What Is Chanukkah?

What Is Purim?

Purim celebrates the story told in the biblical Book of Esther, in which the evil Haman plots to exterminate the Jewish people of ancient Persia, but is foiled by Queen Esther and her cousin Mordecai, who are Jewish.

Take the Christian Christmas pageant, add a down-home Halloween and a couple bottles of wine, and you start to get a good idea of the Purim festival.

Purim is celebrated on the day after the great battle in the Book of Esther, on the 14th of Adar, which is usually in mid-March. However, in Jerusalem, it’s celebrated on the 15th of Adar as well because Jerusalem is a walled city, and as the story goes, the Jews had to defend themselves for two days in the capital city of Shushan, which also was walled.

There are four traditional requirements at Purim:

  • Reading the Book of Esther out loud

  • Being festive and rejoicing

  • Giving gifts of fruits and nuts

  • Offering gifts to the poor

The book of Esther relates the story of a Persian King named Achashveyrosh who decided that he wanted to show off his Queen, Vashti, to all his cronies. Some interpretations suggest that he asked her to dance naked, and she refused. The King, following advice that he must punish the Queen, lest all wives in the kingdom be encouraged to talk back to their husbands, banished her.

Unfortunately, this left him queen-less, so virgins were brought to the harem, and then offered to him for an evening to see which woman he would choose as queen.

Meanwhile, there was a Jew named Mordecai who had adopted his cousin Esther after her parents died. Esther was taken to the palace to prepare for a rendezvous with the King, and Mordecai forbid her to reveal that she was Jewish. When it was Esther’s turn before the King, he was so smitten with her that he crowned her the new Queen.

Haman, the prime minister, became furious when Mordecai wouldn’t bow down to him. (Jews aren’t supposed to bow down to anyone except God.) Haman decided to wipe out every Jew in the kingdom.

The King agreed to Haman’s wicked plan. They dispatched a royal decree saying that on the 13th of Adar anyone could kill Jews and take their property. The story says that this fateful date was decided by throwing lots. Thus, the name of the holiday: purim means “lots.”

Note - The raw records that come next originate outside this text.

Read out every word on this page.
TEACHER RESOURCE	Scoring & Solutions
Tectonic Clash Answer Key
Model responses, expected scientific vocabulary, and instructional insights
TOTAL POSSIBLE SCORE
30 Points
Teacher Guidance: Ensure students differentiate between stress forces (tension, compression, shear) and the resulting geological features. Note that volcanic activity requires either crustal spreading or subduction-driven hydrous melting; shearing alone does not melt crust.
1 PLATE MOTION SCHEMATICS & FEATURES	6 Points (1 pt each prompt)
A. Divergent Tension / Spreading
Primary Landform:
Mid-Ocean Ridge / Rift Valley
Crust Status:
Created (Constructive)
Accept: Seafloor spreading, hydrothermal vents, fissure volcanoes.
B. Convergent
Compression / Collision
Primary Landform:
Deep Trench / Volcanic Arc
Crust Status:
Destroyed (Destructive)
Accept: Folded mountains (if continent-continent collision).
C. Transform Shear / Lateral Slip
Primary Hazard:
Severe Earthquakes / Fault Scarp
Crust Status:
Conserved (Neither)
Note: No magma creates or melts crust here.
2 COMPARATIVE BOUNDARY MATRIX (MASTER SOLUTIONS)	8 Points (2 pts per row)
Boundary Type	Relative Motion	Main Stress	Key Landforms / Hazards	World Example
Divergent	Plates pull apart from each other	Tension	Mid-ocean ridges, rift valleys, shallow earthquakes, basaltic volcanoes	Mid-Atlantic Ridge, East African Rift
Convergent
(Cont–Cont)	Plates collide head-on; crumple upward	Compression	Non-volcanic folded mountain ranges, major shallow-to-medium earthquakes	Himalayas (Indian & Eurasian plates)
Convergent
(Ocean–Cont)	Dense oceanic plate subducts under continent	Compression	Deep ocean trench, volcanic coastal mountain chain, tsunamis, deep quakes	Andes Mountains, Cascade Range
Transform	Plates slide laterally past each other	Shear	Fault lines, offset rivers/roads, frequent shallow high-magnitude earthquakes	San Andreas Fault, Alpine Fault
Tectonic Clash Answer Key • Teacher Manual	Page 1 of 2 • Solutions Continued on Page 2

Mordecai urged Ester to approach the King. Esther was reluctant; the King didn’t know she was Jewish, and the rule of the land said that anyone who appeared before the King without an invitation could be put to death immediately (even the Queen).

Fortunately, Mordecai pressed her with the most interesting lines in the story: “If you persist in remaining silent at such a time, relief and deliverance will come to the Jews from another place, but both you and the house of your father will perish. Who knows? Perhaps you have come to the throne for just a time as this.”

Esther and the Jews of the city fasted for three days and when the King saw her, he stretched out his golden scepter, and invited her to make a request of him. Esther invited him and Haman to a special private banquet. At that dinner, her only request was that they both come to a second banquet, the following night.

Full of himself, Haman’s ordered gallows to be erected immediately so that the Moredecai could be hung in the morning. However, that night the King discovered that earlier, Mordecai helped foil an assassination plot. When he learned that nothing was ever done in appreciation, he called Haman and asked him what should be done for a man who the King wishes to honor.

Haman suggested that the man be carried on one of the King’s horses through the town in fine royal attire, with an attendant yelling, “Here’s how the King treats those who he wishes to honor.”

The King then told Haman to give this honor to Mordecai. What’s worse, Haman himself had to attend to Mordecai and lead his horse through the city.

When Haman and the King showed up at the second banquet, Esther revealed that she was Jewish, and that because of Haman, she and her people were about to be killed. The King called for Haman to be hanged on the gallows built for Mordecai.

If this were a Disney movie, the King would simply reverse his decree permitting the killing of Jews, and everyone would live happily ever after. But the King insisted that his royal edict couldn’t be reversed, so there was only one way forward: Mordecai (who had become the prime minister) sent out a royal decree that the Jewish people could fight back in self-defense on the 13th of Adar.

The day came, the battle ensued, and when the dust settled, the Jews had won, ultimately killing over 75,000 of their opponents. And, just to make the point, Haman’s ten sons were killed . . . twice — once in the battle and again by public hanging. And the people rejoiced.